La mañana comenzaba como si fuera nueva. La ciudad respiraba vapor por las alcantarillas, olía a café y a tierra húmeda tras la lluvia nocturna. La gente, con zapatillas de colores vivos, se reunía en la línea de salida, riendo, haciéndose fotos y dando saltitos para entrar en calor. Y Leia estaba sentada un poco apartada, en una silla ligera negra, con las palmas de las manos sobre los fríos aros de las ruedas. Sus dedos temblaban, no por el frío, sino por algo más profundo: la expectación. No le gustaban las palabras grandilocuentes como «valentía» o «hazaña». Simplemente quería correr. Adelante, mientras pudiera.
—Oye, ¿estás segura? —preguntó el voluntario, un chico con pecas y un silbato—. Está empezando a llover, la pista está resbaladiza.
— ¿Y si no lo intento, cómo voy a saber que puedo? —respondió Leia con calma.
Él se quedó desconcertado, luego simplemente asintió y se alejó. Su sonrisa fue breve, pero sincera.
Cuando sonó el disparo, todo lo superfluo desapareció. La multitud se puso en marcha, algunos rápido, otros despacio. Leia sintió cómo las ruedas bajo sus manos respondían a cada empujón, cómo las gotas de lluvia le resbalaban por las mejillas y se mezclaban con su respiración. El mundo se redujo a la carretera y a su corazón. En el kilómetro diez ya no veía las espaldas de los corredores, solo la línea gris del asfalto que se perdía en la infinidad.

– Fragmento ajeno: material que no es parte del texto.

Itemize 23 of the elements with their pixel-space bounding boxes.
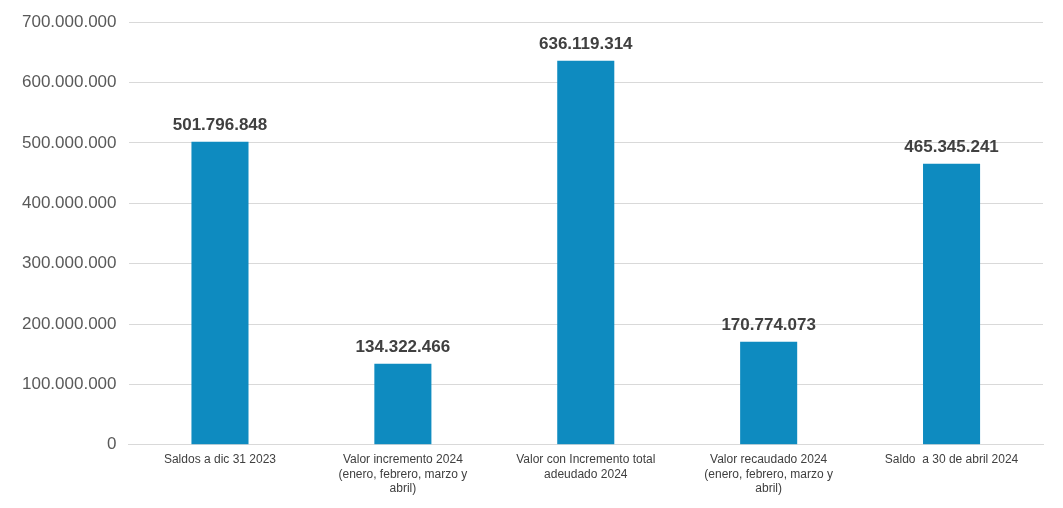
x-tick-label: Saldo a 30 de abril 2024 xyxy=(884,452,1019,467)
y-tick-label: 300.000.000 xyxy=(21,253,117,273)
y-tick-label: 500.000.000 xyxy=(21,132,117,152)
bar xyxy=(557,60,615,445)
data-label: 465.345.241 xyxy=(904,137,999,157)
y-tick-label: 0 xyxy=(107,434,117,454)
data-label: 636.119.314 xyxy=(538,33,634,53)
y-tick-label: 400.000.000 xyxy=(21,193,117,212)
x-tick-label: Saldos a dic 31 2023 xyxy=(163,452,277,467)
data-label: 134.322.466 xyxy=(355,336,451,356)
bar xyxy=(923,163,981,445)
y-tick-label: 200.000.000 xyxy=(21,313,117,333)
y-tick-label: 100.000.000 xyxy=(21,374,117,394)
bar xyxy=(740,341,798,445)
bar xyxy=(374,363,432,445)
bar xyxy=(191,141,249,445)
y-tick-label: 700.000.000 xyxy=(21,11,117,31)
data-label: 501.796.848 xyxy=(172,115,268,135)
x-tick-label: Valor incremento 2024 (enero, febrero, marzo y abril) xyxy=(338,452,468,496)
y-tick-label: 600.000.000 xyxy=(21,72,117,92)
x-tick-label: Valor con Incremento total adeudado 2024 xyxy=(516,452,656,481)
x-tick-label: Valor recaudado 2024 (enero, febrero, marzo y abril) xyxy=(704,452,834,496)
data-label: 170.774.073 xyxy=(721,314,816,334)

La lluvia se intensificó. El viento le azotaba la cara, la suciedad salía disparada de debajo de las ruedas. En algún lugar delante de ella, alguien tropezó, alguien se bajó, alguien maldijo. Y ella siguió adelante. En silencio, obstinadamente, como si cada movimiento fuera una plegaria. «Lo importante es no parar», se susurraba a sí misma. Y la carretera le respondía con un rugido, y la ciudad parecía haberse detenido para escuchar los latidos de su corazón.
En el kilómetro veinticinco, los músculos de sus brazos ardían y los dedos se le contraían. Pero ella continuó. Un ciclista pasó junto a ella y le gritó:
«¡Respeto! ¡Eres fuerte!».
Ella solo hizo un gesto con la mano. No lo hacía por el respeto. Lo hacía por la paz interior. Para demostrárselo a sí misma, no al mundo.
Llegó a la meta cuando el cielo ya se había despejado. La lluvia había amainado y el sol, abriéndose paso entre las nubes, iluminaba el asfalto mojado con destellos dorados. La multitud se apartaba, algunos aplaudían, otros simplemente miraban en silencio. Leia levantó las manos y cerró los ojos. Parecía que todo el ruido se había disuelto en esa luz. No había ganado la carrera, pero sentía que había vencido algo mucho más grande.
De repente, oyó una voz familiar detrás de ella:
—¡Leia! ¡Espera!
Se dio la vuelta y vio al chico de las pecas con una caja en las manos. De ella asomaban dos prótesis finas y ligeras, blancas como el papel.
—Son para ti —dijo él—. Las terminamos esta noche. Queríamos dártelas después del maratón.
Ella los miró durante un largo rato. Luego sonrió, una sonrisa sincera, cálida, agradecida, pero sin necesidad.
—Sabes —dijo en voz baja—, creo que ya no los necesito. Ya he aprendido a volar.